In Ohio, a bill to quintuple the time inmates can earn for good behavior stalled in the state Senate over objections from prosecutors and some Republicans. The bill's sponsor, GOP state Sen. Bill Seitz, said that even Democrats in the state House were wary of helping out.

"They conjure up images of possible Willie Horton ad campaigns," said Seitz, referring to the notorious ad that accused 1988 Democratic presidential candidate Michael S. Dukakis of letting a rapist out of prison prematurely.

Still, Seitz has vowed to try to get his bill passed this fall. He says that a raft of mandatory-sentencing laws left state prisons dangerously overcrowded. "We are putting 10 pounds in a 5-pound bag."

Corrections has become the second-fastest-growing item in state budgets, second only to Medicaid. And, unlike Medicaid and many other programs, states pay for prisons with almost no help from Washington.

In Colorado, 9% of the state budget goes to corrections. More taxpayer dollars go to house its 23,000 prisoners than to educate the 220,000 students at Colorado's public universities, noted Evan Dreyer, a spokesman for Democratic Gov. Bill Ritter Jr.

The state has gone through severe cuts already this year -- it lopped 10.5% off of its budget in June. Ritter later cut an additional $320 million and counted on saving $44 million over two years by letting 2,600 ex-cons end their probation early and having the parole board consider earlier parole for 3,500 inmates.

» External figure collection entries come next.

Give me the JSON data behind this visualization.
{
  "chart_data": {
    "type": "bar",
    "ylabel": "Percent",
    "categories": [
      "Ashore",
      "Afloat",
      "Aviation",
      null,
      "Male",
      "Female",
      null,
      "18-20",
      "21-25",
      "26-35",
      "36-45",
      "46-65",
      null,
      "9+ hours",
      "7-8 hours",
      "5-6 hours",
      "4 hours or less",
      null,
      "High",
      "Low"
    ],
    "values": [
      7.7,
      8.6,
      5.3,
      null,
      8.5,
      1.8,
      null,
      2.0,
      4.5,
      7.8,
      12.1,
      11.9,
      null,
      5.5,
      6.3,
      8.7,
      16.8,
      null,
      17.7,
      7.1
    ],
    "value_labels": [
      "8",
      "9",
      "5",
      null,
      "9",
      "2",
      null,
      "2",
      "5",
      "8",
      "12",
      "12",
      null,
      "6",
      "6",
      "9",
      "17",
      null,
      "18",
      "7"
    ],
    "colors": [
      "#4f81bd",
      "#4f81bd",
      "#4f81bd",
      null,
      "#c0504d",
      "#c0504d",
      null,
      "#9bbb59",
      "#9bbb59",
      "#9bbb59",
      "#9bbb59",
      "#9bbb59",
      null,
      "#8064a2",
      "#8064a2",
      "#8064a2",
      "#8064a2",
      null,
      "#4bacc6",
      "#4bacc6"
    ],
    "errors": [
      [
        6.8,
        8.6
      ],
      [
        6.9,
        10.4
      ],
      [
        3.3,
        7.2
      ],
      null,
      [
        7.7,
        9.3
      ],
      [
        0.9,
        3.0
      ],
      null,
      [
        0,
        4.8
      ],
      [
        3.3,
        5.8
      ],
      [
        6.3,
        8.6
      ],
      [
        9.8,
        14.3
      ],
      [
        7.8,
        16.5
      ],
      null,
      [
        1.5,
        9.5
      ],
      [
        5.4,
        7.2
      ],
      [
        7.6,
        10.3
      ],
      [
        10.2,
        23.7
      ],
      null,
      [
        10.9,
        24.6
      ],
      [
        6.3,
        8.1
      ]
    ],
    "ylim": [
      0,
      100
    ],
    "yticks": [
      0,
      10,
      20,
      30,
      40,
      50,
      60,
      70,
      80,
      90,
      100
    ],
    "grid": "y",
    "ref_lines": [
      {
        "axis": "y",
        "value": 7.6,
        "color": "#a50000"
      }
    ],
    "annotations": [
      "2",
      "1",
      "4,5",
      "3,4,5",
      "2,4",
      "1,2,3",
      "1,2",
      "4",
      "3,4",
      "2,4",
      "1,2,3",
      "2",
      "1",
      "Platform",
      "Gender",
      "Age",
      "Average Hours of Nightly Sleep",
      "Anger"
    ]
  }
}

A nonpartisan commission recommended the moves in December, and Dreyer noted that inmates eligible for faster parole were already nearing release. "These are people who are getting out of prison anyway within six months," he said.

The parole board has started considering whom to let out, but Republicans have attacked the plan as too risky. "It's inevitable these people will commit crimes," said state Senate Minority Leader Josh Penry, who hopes to challenge Ritter in next year's governor's race.

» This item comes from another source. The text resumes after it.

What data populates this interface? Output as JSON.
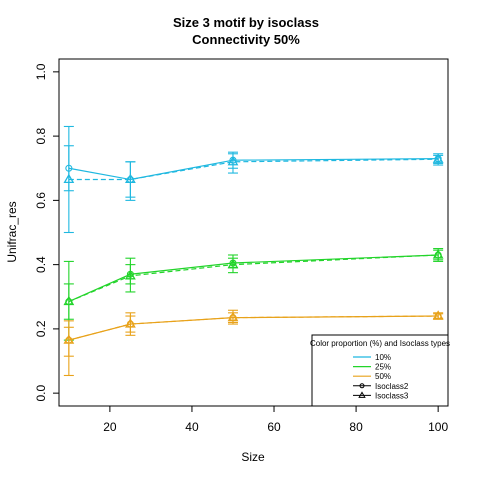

In Oregon, legislators closed a $78-million shortfall in the public safety budget this summer by delaying the implementation of a measure that increases sentences for certain drug and property crimes.

They also raised the credit that inmates get for good behavior from 20% of their sentence to 30%, starting next year.

"We needed to save some money, at least in the short term," said state Rep. Jeff Barker, a former police lieutenant. "It wasn't easy." Indeed, anti-crime activists are preparing a ballot measure to reverse the changes.

In Kentucky, the budget has been pressed for some time, but it was a finding that the state had the fastest-growing prison population in the country that spurred Democratic Gov. Steve Beshear and the Legislature to act.

The state recalculated the time that convicts who have violated their parole must serve in prison. If convicts have not committed new crimes and violated only a technical term of their parole (failing a drug test, for example), they are credited for time they spent on parole out of prison before the violation.

Jennifer Brislin, a spokeswoman for the state's Justice and Public Safety Cabinet, said officials decided that offenders who do not commit new crimes while on probation deserve some reward. "That should be worth as much as sitting on the state's dime, behind a fence," she said.

State Atty. Gen. Jack Conway sued to overturn the thousands of early releases, arguing that a retroactive change to sentences is illegal and risky. The case was heard before the Kentucky Supreme Court in August.

"To go back retroactively as a budget-saving measure and . . . release violent offenders is, to me, irresponsible," Conway said.

Still, Conway said that he too was concerned about the prison population, and that he wanted to bring it down by targeting nonviolent offenders for early release and expanding drug courts.

"If we're going to deal with the issue," he said, "we have to be smart about it."